One year after the end of the treatments, the CSS showed no change, while the PAC-SYM (symptoms related to constipation) improved by 5 points and the PAC-QOL (quality of life) by as much as 20 points.


An approach of physiotherapy or comprehensive manual therapy, in terms of both evaluation and  treatment, has shown to be particularly effective in this case of chronic constipation with dysfunctions deriving from previous surgeries. The consideration of behavioral and nutritional aspects and of the various systems involved in defecation and constipation is in fact essential to achieve the best possible result.

This case demonstrates how fundamental a multidisciplinary approach involving different professional profiles (including gastroenterologists, surgeons, manual therapists, dieticians, psychotherapists and nurses) is.

Visceral manipulation, which consists of gentle manual techniques to improve the mobility and motility of the organs and fascia associated with them, has proved to be a valid aid, as often emerges in clinical practice. In this regard, there are few studies on visceral manipulation and pelvic floor dysfunction.

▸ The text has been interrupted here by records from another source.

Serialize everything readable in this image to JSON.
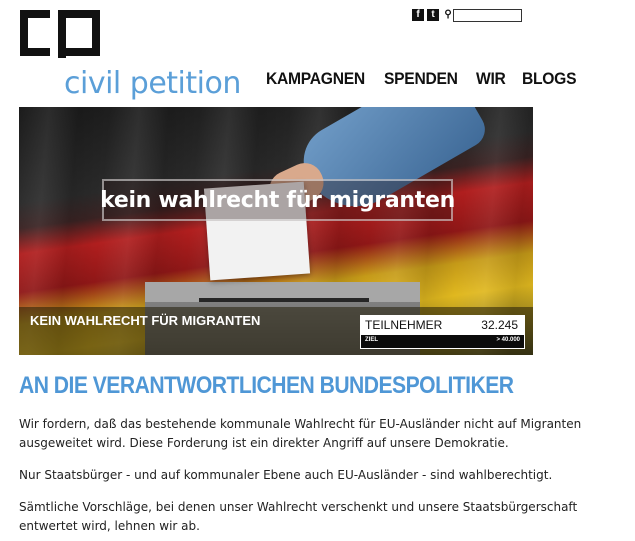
{
  "brand": {
    "name": "civil petition",
    "logo_icon": "cp-logo-icon",
    "color": "#5b9fd8"
  },
  "header": {
    "social": [
      {
        "name": "facebook-icon",
        "glyph": "f"
      },
      {
        "name": "twitter-icon",
        "glyph": "t"
      },
      {
        "name": "search-icon",
        "glyph": "⚲"
      }
    ],
    "search_value": ""
  },
  "nav": {
    "items": [
      "KAMPAGNEN",
      "SPENDEN",
      "WIR",
      "BLOGS"
    ]
  },
  "hero": {
    "overlay_title": "kein wahlrecht für migranten",
    "subtitle": "KEIN WAHLRECHT FÜR MIGRANTEN",
    "counter": {
      "label": "TEILNEHMER",
      "value": "32.245",
      "goal_label": "ZIEL",
      "goal_value": "> 40.000"
    }
  },
  "main": {
    "headline": "AN DIE VERANTWORTLICHEN BUNDESPOLITIKER",
    "headline_color": "#4f97d6",
    "paragraphs": [
      "Wir fordern, daß das bestehende kommunale Wahlrecht für EU-Ausländer nicht auf Migranten ausgeweitet wird. Diese Forderung ist ein direkter Angriff auf unsere Demokratie.",
      "Nur Staatsbürger - und auf kommunaler Ebene auch EU-Ausländer - sind wahlberechtigt.",
      "Sämtliche Vorschläge, bei denen unser Wahlrecht verschenkt und unsere Staatsbürgerschaft entwertet wird, lehnen wir ab."
    ]
  }
}
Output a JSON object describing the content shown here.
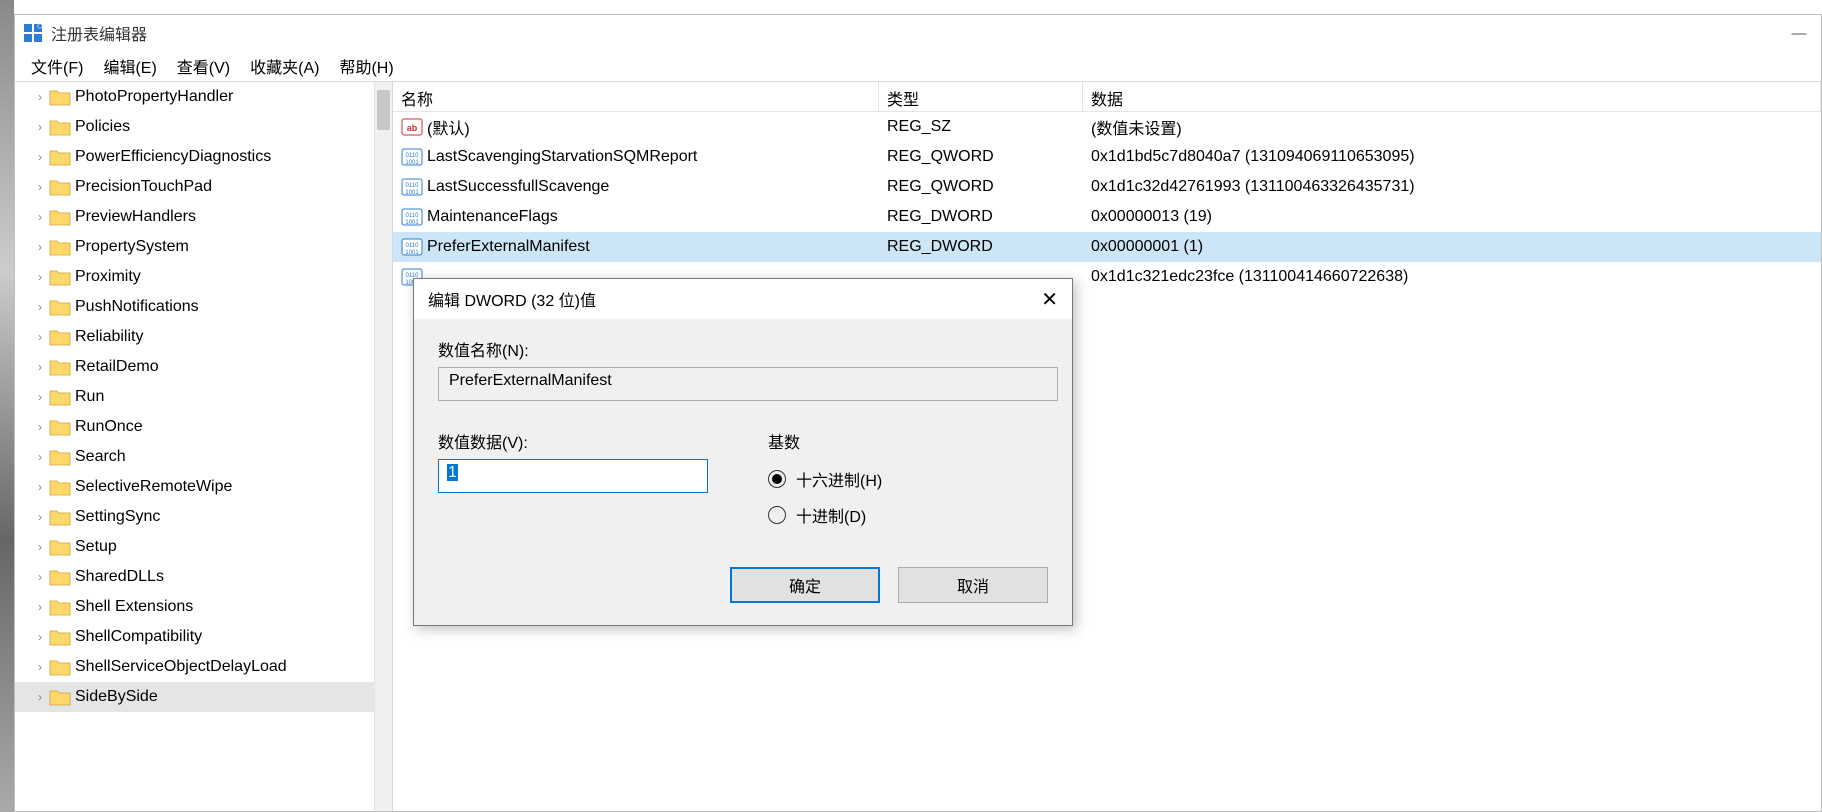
{
  "window_title": "注册表编辑器",
  "menus": {
    "file": "文件(F)",
    "edit": "编辑(E)",
    "view": "查看(V)",
    "favorites": "收藏夹(A)",
    "help": "帮助(H)"
  },
  "tree_items": [
    {
      "label": "PhotoPropertyHandler",
      "selected": false
    },
    {
      "label": "Policies",
      "selected": false
    },
    {
      "label": "PowerEfficiencyDiagnostics",
      "selected": false
    },
    {
      "label": "PrecisionTouchPad",
      "selected": false
    },
    {
      "label": "PreviewHandlers",
      "selected": false
    },
    {
      "label": "PropertySystem",
      "selected": false
    },
    {
      "label": "Proximity",
      "selected": false
    },
    {
      "label": "PushNotifications",
      "selected": false
    },
    {
      "label": "Reliability",
      "selected": false
    },
    {
      "label": "RetailDemo",
      "selected": false
    },
    {
      "label": "Run",
      "selected": false
    },
    {
      "label": "RunOnce",
      "selected": false
    },
    {
      "label": "Search",
      "selected": false
    },
    {
      "label": "SelectiveRemoteWipe",
      "selected": false
    },
    {
      "label": "SettingSync",
      "selected": false
    },
    {
      "label": "Setup",
      "selected": false
    },
    {
      "label": "SharedDLLs",
      "selected": false
    },
    {
      "label": "Shell Extensions",
      "selected": false
    },
    {
      "label": "ShellCompatibility",
      "selected": false
    },
    {
      "label": "ShellServiceObjectDelayLoad",
      "selected": false
    },
    {
      "label": "SideBySide",
      "selected": true
    }
  ],
  "list_columns": {
    "name": "名称",
    "type": "类型",
    "data": "数据"
  },
  "list_rows": [
    {
      "icon": "string",
      "name": "(默认)",
      "type": "REG_SZ",
      "data": "(数值未设置)",
      "selected": false
    },
    {
      "icon": "binary",
      "name": "LastScavengingStarvationSQMReport",
      "type": "REG_QWORD",
      "data": "0x1d1bd5c7d8040a7 (131094069110653095)",
      "selected": false
    },
    {
      "icon": "binary",
      "name": "LastSuccessfullScavenge",
      "type": "REG_QWORD",
      "data": "0x1d1c32d42761993 (131100463326435731)",
      "selected": false
    },
    {
      "icon": "binary",
      "name": "MaintenanceFlags",
      "type": "REG_DWORD",
      "data": "0x00000013 (19)",
      "selected": false
    },
    {
      "icon": "binary",
      "name": "PreferExternalManifest",
      "type": "REG_DWORD",
      "data": "0x00000001 (1)",
      "selected": true
    },
    {
      "icon": "binary",
      "name": "",
      "type": "",
      "data": "0x1d1c321edc23fce (131100414660722638)",
      "selected": false
    }
  ],
  "dialog": {
    "title": "编辑 DWORD (32 位)值",
    "name_label": "数值名称(N):",
    "name_value": "PreferExternalManifest",
    "data_label": "数值数据(V):",
    "data_value": "1",
    "base_label": "基数",
    "radio_hex": "十六进制(H)",
    "radio_dec": "十进制(D)",
    "radio_selected": "hex",
    "ok": "确定",
    "cancel": "取消"
  }
}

For this reason, clinical studies are needed to validate the centrality of manual approach in case of constipation, in terms of both efficacy and cost-benefit analysis – also bearing in mind that manual therapy is a conservative intervention.

The review of Osteopedia

By Marco Chiera

Strengths: comprehensive evaluation and approach to the patient’s problem; detailed description of the case and of the evaluation tests, also with a description of the rationale; use of validated questionnaires.

Limits: like any case report, it is difficult to generalize; also, being this a comprehensive approach, it is difficult to evaluate the effectiveness of visceral manipulation alone (as well as the usefulness of any single intervention); a specification of the professionals performing the single examinations and treatments would have been more effective.